Spotlight on Trials

Spotlight on Trials

Enabling and funding research is just one of the ways we’re here, at every step, to support you with and beyond cancer.

For any enquiries regarding any of the trails please email: [email protected]

Could taking aspirin help reduce the chances of developing cancer?

January 2020
Weston Park’s participation in the international Add Aspirin trial hopes to determine whether or not aspirin, a common painkiller drug, could help reduce the chances of developing cancer. There is evidence that taking regular aspirin may reduce cancer diagnoses and their outcome but due to side effects which can be associated with taking aspirin on a regular basis, it is not yet clear whether the potential benefits outweigh the risks.
The trial which is being led by MRC Clinical Trials Unit at University College London is still recruiting patients with breast, prostate, bowel and oeosophagogastric cancers. So far 90 patients in Sheffield have participated, making a really valuable contribution to answering this important question.


“Pancreatic cancer survival rates haven’t improved in 50 years…we’re changing that”

November 2019  


This year, over £340,000 of our funds have been invested into Weston Park’s Cancer Clinical Trials Centre, which delivers the vital research and clinical trials that often change and save lives. This month, we’re catching up with Jon Wadsley who is leading trials on pancreatic cancer, currently the third leading cause of cancer death in the UK.


“We’re seeing pancreatic cancer become more prevalent, and it’s expected to become the 2ndleading cause of cancer death in the next decade.

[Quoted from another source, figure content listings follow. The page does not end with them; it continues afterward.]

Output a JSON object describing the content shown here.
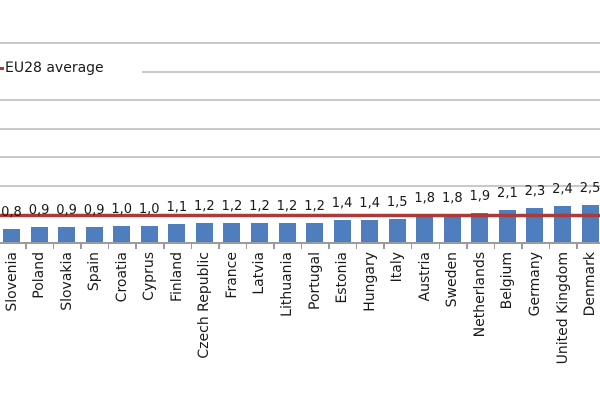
{
  "chart_data": {
    "type": "bar",
    "categories": [
      "Slovenia",
      "Poland",
      "Slovakia",
      "Spain",
      "Croatia",
      "Cyprus",
      "Finland",
      "Czech Republic",
      "France",
      "Latvia",
      "Lithuania",
      "Portugal",
      "Estonia",
      "Hungary",
      "Italy",
      "Austria",
      "Sweden",
      "Netherlands",
      "Belgium",
      "Germany",
      "United Kingdom",
      "Denmark"
    ],
    "values": [
      0.8,
      0.9,
      0.9,
      0.9,
      1.0,
      1.0,
      1.1,
      1.2,
      1.2,
      1.2,
      1.2,
      1.2,
      1.4,
      1.4,
      1.5,
      1.8,
      1.8,
      1.9,
      2.1,
      2.3,
      2.4,
      2.5
    ],
    "values_display": [
      "0,8",
      "0,9",
      "0,9",
      "0,9",
      "1,0",
      "1,0",
      "1,1",
      "1,2",
      "1,2",
      "1,2",
      "1,2",
      "1,2",
      "1,4",
      "1,4",
      "1,5",
      "1,8",
      "1,8",
      "1,9",
      "2,1",
      "2,3",
      "2,4",
      "2,5"
    ],
    "decimal_separator": ",",
    "average_line": {
      "label": "EU28 average",
      "approx_value": 1.7
    },
    "legend_position": "overlapping-plot-left",
    "grid": "horizontal-only",
    "note_crop": "top of chart (title and upper axis) cropped out of view"
  },
  "colors": {
    "bar_fill": "#4e7ebd",
    "average_line": "#aa3b38",
    "gridline": "#c9c9c9",
    "axis": "#9b9b9b",
    "text": "#1a1a1a"
  }
}
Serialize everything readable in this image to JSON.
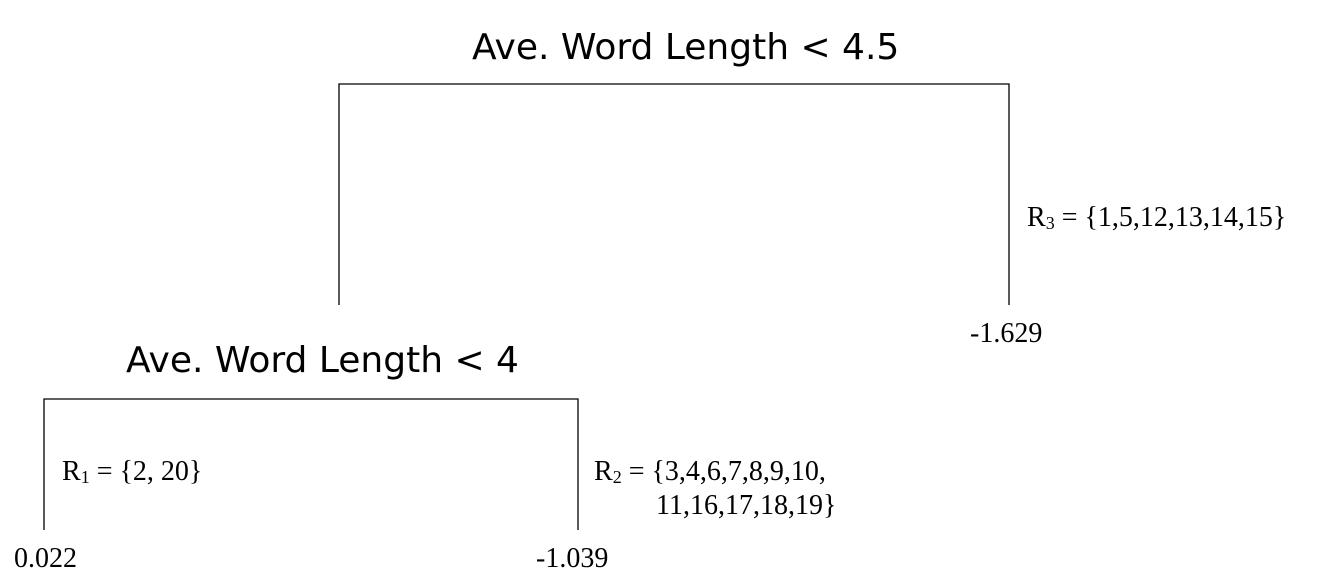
{
  "tree": {
    "root_split": {
      "label": "Ave. Word Length < 4.5"
    },
    "child_split": {
      "label": "Ave. Word Length < 4"
    },
    "leaves": [
      {
        "region_letter": "R",
        "region_index": "1",
        "region_set": " = {2, 20}",
        "value": "0.022"
      },
      {
        "region_letter": "R",
        "region_index": "2",
        "region_set_line1": " = {3,4,6,7,8,9,10,",
        "region_set_line2": "11,16,17,18,19}",
        "value": "-1.039"
      },
      {
        "region_letter": "R",
        "region_index": "3",
        "region_set": " = {1,5,12,13,14,15}",
        "value": "-1.629"
      }
    ]
  }
}
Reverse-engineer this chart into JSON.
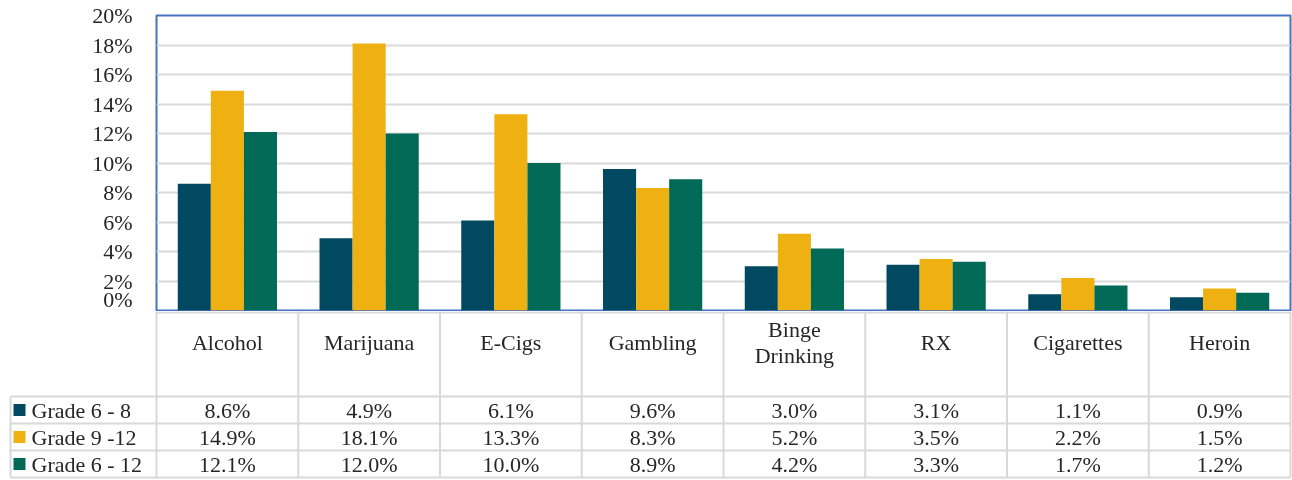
{
  "chart_data": {
    "type": "bar",
    "categories": [
      "Alcohol",
      "Marijuana",
      "E-Cigs",
      "Gambling",
      "Binge Drinking",
      "RX",
      "Cigarettes",
      "Heroin"
    ],
    "series": [
      {
        "name": "Grade 6 - 8",
        "color": "#014961",
        "values": [
          8.6,
          4.9,
          6.1,
          9.6,
          3.0,
          3.1,
          1.1,
          0.9
        ],
        "value_labels": [
          "8.6%",
          "4.9%",
          "6.1%",
          "9.6%",
          "3.0%",
          "3.1%",
          "1.1%",
          "0.9%"
        ]
      },
      {
        "name": "Grade 9 -12",
        "color": "#eeb111",
        "values": [
          14.9,
          18.1,
          13.3,
          8.3,
          5.2,
          3.5,
          2.2,
          1.5
        ],
        "value_labels": [
          "14.9%",
          "18.1%",
          "13.3%",
          "8.3%",
          "5.2%",
          "3.5%",
          "2.2%",
          "1.5%"
        ]
      },
      {
        "name": "Grade 6 - 12",
        "color": "#006a56",
        "values": [
          12.1,
          12.0,
          10.0,
          8.9,
          4.2,
          3.3,
          1.7,
          1.2
        ],
        "value_labels": [
          "12.1%",
          "12.0%",
          "10.0%",
          "8.9%",
          "4.2%",
          "3.3%",
          "1.7%",
          "1.2%"
        ]
      }
    ],
    "ylim": [
      0,
      20
    ],
    "yticks": [
      {
        "value": 0,
        "label": "0%"
      },
      {
        "value": 2,
        "label": "2%"
      },
      {
        "value": 4,
        "label": "4%"
      },
      {
        "value": 6,
        "label": "6%"
      },
      {
        "value": 8,
        "label": "8%"
      },
      {
        "value": 10,
        "label": "10%"
      },
      {
        "value": 12,
        "label": "12%"
      },
      {
        "value": 14,
        "label": "14%"
      },
      {
        "value": 16,
        "label": "16%"
      },
      {
        "value": 18,
        "label": "18%"
      },
      {
        "value": 20,
        "label": "20%"
      }
    ],
    "grid": "y",
    "legend": "bottom"
  }
}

From laboratory research we do now have a better understanding of the molecular changes underlying pancreatic cancer, and the fact that a number of subtypes of pancreatic cancer can be identified which might benefit from different, more targeted treatment. This may mean that we could potentially impact survival rates.


We’re inviting newly diagnosed patients to consent to a trial that involves taking some cancer tissue for molecular profiling. The data we gather is shared across a national database contributing to the same trial. That data, from across the UK, can help us to identify potentially more individualised treatment types, ones that patients of these specific cancers might respond better to. In time, I expect to see it change the way we treat and the patients live with and survive pancreatic cancer.”


Sheffield is one of a number of UK centres recruiting to this study, which fits perfectly with our goal at Weston Park Cancer Centre of increasingly personalising the treatment that we offer to our patients to ensure the best possible outcomes.